第12話 ユーモアと台風

 私のウィキ活動において、ホームとなっているのはとあるユーモアウィキである。


 と言っても、現在の活動の重心はそちらよりもSOS団Miraheze支部に移しつつあるのだが、ユーモアウィキの書き手としては、思うところが一つある。


 巨大台風が近づいているというニュースであちこちが持ちきりであるが、こういう時こそ、ユーモアの紡ぎ手は腕の見せ所なのではなかろうか。


 元々、ユーモアが発揮される重要な状況の一つは、多大なリスクが目の前にある時である。だから、戦争中の兵士は予想外にユーモラスな軽口を叩いて場の雰囲気を軽くするし、ハン・ソロはカーボンフリーズを前にして、レイアからの愛の告白に対して"I know."と返す。


 台風を前に、シリアスになることは確かに必要かもしれない。だが、シリアス一色になり過ぎるのは、ちょいと息苦しい。こういう時こそ、思い切って台風を笑い飛ばすぐらいの気概を見せてもよいのではなかろうか。


 炎上?不謹慎?そうやって出る杭を打ち合う風土こそ、ユーモアを委縮させる、ユーモアの大敵である。私は恐れない。
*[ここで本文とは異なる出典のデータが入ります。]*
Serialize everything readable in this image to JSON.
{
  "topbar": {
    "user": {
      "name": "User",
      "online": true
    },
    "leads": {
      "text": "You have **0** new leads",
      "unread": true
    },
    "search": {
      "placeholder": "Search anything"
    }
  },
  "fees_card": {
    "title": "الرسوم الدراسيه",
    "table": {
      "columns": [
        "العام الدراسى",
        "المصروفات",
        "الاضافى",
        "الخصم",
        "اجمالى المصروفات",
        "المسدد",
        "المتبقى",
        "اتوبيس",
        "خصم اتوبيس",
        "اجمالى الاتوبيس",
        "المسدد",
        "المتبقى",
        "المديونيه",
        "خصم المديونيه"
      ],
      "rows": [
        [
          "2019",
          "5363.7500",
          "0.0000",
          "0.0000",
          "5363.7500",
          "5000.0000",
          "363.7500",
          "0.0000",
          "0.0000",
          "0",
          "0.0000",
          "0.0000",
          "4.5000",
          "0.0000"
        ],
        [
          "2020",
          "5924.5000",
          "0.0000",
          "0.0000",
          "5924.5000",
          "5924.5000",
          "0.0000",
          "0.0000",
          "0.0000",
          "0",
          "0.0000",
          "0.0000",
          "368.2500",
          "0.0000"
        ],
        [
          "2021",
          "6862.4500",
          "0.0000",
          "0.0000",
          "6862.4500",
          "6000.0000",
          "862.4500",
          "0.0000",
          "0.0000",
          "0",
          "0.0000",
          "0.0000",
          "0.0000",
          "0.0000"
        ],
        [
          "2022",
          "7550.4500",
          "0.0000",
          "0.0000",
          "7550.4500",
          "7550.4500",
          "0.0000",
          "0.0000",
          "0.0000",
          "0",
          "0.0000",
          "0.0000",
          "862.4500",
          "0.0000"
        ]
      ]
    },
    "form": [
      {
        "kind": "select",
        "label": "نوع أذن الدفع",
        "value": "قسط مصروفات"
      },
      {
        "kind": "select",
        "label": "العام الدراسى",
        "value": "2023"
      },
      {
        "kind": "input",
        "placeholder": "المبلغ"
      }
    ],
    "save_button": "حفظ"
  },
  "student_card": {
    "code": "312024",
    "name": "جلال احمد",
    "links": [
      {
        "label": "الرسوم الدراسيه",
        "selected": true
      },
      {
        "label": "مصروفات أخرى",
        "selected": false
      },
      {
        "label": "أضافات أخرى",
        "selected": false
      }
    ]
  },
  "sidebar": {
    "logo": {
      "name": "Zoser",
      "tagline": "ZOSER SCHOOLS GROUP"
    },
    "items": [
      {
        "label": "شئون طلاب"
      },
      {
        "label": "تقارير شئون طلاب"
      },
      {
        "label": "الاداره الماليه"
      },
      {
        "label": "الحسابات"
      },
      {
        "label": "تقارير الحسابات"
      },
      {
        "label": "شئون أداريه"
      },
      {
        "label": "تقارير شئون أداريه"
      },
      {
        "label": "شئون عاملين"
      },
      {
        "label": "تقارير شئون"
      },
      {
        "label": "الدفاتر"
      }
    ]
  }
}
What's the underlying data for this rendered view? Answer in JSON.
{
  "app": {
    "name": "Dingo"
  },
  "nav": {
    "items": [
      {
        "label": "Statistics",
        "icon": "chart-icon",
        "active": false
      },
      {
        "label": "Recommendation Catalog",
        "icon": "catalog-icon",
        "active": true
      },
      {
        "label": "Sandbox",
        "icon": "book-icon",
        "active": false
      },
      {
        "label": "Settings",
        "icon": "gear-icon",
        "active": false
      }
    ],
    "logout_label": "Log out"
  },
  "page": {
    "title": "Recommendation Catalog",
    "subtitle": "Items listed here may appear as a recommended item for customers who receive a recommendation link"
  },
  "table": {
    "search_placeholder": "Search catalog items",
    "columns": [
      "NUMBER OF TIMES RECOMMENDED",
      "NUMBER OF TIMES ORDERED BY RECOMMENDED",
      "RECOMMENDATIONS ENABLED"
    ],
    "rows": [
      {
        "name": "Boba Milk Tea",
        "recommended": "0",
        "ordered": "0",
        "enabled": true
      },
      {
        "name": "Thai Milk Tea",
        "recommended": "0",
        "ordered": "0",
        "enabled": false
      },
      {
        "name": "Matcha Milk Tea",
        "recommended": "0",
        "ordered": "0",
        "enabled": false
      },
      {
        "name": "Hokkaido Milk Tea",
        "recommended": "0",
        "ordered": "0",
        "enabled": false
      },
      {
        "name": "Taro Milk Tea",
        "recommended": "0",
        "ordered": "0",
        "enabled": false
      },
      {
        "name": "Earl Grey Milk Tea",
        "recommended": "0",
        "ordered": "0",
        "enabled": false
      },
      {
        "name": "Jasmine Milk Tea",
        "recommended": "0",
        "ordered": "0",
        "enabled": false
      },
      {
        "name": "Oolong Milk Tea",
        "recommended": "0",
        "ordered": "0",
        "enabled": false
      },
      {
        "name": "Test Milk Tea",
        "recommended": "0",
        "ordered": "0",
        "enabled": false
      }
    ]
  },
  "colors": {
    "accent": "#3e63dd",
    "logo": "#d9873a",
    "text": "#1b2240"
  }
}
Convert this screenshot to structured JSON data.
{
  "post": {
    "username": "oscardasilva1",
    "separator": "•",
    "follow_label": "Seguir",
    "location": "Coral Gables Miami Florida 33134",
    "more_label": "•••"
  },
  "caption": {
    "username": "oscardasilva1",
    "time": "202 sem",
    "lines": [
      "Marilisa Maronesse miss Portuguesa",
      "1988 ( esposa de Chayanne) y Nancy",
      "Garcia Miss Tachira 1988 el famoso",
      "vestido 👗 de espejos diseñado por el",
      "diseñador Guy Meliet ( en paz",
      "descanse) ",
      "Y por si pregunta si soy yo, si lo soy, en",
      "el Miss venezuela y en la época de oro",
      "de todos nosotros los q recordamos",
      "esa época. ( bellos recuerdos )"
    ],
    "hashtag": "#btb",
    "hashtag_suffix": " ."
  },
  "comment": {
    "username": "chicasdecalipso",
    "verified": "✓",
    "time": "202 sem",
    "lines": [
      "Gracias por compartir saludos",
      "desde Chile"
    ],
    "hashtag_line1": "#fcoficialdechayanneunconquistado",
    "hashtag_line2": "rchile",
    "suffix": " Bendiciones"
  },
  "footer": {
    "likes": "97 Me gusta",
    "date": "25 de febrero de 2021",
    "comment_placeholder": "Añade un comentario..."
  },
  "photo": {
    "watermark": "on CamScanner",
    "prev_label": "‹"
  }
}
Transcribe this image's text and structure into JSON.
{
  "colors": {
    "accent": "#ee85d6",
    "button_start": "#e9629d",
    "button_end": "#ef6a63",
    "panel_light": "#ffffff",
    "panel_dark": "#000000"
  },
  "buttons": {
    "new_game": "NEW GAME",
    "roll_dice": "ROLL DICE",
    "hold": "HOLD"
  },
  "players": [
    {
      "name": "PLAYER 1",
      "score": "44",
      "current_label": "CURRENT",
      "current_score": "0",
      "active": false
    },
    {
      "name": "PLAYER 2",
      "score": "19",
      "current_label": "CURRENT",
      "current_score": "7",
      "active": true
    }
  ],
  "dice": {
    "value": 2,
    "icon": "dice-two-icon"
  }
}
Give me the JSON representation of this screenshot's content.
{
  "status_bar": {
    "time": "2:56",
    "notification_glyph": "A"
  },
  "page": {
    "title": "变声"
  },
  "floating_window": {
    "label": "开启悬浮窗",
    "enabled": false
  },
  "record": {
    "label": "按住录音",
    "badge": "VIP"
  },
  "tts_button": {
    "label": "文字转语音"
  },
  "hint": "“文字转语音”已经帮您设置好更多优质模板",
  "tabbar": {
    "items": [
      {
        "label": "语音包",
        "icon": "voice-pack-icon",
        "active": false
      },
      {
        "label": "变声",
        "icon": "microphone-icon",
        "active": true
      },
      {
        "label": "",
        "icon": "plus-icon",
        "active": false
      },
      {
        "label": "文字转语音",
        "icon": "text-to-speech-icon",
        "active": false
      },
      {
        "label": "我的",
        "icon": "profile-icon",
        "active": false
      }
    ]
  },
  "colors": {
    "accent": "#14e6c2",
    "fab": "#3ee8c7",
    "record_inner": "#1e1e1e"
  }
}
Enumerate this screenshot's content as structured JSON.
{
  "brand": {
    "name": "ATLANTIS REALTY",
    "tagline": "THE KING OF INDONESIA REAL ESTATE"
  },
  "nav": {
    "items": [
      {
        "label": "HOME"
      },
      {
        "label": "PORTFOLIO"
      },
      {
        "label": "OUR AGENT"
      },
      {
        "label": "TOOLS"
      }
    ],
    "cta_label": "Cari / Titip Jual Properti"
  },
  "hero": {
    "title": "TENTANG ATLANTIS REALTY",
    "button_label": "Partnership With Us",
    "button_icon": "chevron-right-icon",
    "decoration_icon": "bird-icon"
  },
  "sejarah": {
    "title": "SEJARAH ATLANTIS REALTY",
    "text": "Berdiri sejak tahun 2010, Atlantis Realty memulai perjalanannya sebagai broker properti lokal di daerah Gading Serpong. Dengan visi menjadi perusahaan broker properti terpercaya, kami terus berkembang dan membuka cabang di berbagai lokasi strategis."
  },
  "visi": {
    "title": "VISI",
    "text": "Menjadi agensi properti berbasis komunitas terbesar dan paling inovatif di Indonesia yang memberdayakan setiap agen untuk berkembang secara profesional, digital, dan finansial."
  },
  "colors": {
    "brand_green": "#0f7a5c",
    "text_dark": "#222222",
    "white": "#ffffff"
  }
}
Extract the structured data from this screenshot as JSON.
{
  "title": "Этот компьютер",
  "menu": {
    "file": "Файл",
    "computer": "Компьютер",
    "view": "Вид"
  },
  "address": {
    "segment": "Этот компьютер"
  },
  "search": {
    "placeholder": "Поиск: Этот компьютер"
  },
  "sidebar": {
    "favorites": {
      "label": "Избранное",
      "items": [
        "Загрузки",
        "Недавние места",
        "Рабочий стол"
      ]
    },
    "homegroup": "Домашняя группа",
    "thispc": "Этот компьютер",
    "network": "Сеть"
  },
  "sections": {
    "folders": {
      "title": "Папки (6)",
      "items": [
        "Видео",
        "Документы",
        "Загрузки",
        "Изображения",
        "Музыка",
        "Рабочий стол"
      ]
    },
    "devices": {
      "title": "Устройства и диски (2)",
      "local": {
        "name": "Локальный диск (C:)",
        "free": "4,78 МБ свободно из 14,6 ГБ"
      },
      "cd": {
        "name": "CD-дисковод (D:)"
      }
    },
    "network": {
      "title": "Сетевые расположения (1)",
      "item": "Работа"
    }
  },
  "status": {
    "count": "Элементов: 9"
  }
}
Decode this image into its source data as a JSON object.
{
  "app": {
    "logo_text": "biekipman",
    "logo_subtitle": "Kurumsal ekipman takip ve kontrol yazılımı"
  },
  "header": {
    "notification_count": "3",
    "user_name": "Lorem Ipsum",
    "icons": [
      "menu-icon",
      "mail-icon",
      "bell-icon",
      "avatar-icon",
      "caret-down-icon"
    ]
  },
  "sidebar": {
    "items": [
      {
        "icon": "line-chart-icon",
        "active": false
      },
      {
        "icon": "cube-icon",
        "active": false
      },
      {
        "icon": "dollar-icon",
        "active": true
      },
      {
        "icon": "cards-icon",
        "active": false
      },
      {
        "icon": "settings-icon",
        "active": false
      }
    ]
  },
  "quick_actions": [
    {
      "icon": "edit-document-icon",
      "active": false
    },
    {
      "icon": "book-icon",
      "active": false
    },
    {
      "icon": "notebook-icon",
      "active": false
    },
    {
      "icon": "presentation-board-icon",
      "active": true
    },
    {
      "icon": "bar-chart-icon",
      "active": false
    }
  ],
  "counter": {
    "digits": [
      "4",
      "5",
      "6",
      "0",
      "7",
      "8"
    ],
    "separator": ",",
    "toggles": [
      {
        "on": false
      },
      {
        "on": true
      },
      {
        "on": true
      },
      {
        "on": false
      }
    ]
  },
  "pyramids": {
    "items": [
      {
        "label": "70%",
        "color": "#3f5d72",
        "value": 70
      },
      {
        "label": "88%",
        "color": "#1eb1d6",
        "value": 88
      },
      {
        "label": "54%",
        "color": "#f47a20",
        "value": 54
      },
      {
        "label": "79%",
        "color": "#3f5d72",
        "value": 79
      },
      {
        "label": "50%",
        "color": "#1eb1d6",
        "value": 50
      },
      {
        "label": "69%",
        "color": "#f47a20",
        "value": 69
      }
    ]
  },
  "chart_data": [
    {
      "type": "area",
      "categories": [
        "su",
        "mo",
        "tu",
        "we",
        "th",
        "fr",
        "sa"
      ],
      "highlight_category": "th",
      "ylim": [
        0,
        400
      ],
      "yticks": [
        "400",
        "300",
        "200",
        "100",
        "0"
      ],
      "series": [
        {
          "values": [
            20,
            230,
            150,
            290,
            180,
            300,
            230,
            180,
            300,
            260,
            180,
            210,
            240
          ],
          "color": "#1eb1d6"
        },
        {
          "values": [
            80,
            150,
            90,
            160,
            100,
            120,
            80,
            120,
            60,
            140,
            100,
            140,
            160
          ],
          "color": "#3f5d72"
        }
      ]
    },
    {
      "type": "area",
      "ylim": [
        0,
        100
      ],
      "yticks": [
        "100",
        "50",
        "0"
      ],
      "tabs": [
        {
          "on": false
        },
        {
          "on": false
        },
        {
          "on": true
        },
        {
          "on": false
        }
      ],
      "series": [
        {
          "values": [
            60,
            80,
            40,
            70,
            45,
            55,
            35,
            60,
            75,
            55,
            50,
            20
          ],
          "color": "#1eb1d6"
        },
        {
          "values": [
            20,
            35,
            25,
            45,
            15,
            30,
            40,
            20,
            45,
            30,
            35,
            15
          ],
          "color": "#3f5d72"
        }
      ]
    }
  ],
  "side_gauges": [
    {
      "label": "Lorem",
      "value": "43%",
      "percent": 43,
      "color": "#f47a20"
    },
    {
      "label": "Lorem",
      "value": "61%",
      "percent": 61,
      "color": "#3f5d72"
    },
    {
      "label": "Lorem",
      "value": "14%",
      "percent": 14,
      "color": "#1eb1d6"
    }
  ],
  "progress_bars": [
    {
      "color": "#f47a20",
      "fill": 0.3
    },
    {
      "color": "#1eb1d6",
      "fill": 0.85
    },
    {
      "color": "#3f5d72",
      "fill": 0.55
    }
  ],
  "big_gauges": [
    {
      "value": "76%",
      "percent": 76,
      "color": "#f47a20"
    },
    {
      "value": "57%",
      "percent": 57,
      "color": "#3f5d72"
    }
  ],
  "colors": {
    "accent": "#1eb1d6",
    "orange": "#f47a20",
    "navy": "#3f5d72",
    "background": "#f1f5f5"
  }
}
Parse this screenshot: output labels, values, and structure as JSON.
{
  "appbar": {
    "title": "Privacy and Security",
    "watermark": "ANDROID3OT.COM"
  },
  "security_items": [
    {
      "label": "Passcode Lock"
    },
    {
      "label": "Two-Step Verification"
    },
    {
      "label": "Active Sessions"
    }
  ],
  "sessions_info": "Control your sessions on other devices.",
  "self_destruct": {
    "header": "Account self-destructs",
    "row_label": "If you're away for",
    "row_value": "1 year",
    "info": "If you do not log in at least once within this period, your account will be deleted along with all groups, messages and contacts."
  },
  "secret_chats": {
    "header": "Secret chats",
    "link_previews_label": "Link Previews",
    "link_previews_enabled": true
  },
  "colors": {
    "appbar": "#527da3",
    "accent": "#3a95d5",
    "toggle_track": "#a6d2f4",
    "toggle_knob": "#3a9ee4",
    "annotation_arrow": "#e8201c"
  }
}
 皮肉な話だが、戦災や自然災害は、各国のインフラの更新を促してきた側面もあるのも事実である。東京の大通りや街並みが整備されたのも、関東大震災があって帝都復興計画が立てられ、東京大空襲があって戦後の再建があったからというのは紛れもなく歴史上の事実だ。それは東京に限ったことではない。阪神圏も、阪神淡路大震災があって、インフラの更新が促されたのは確かなのだ。

 人間、少なくとも日本人は、災害や黒船のような大きな衝撃に直面しない限り、少なくとも文化的な意味では脱皮できない側面もあるのではなかろうか。その意味で、文化面では、我々は案外節足動物といい勝負にカチカチに固まっているのかもしれない。連続的な成長ではなく、不連続な脱皮をすることでしか成長できないのであれば。


 そして、プリ災害、ポスト災害において、文化的な脱皮を促進する手段の一つは、間違いなくユーモアだと、私は考えている。だから、私は恐れない。


 その上で、台風の後に、また会おうではないか。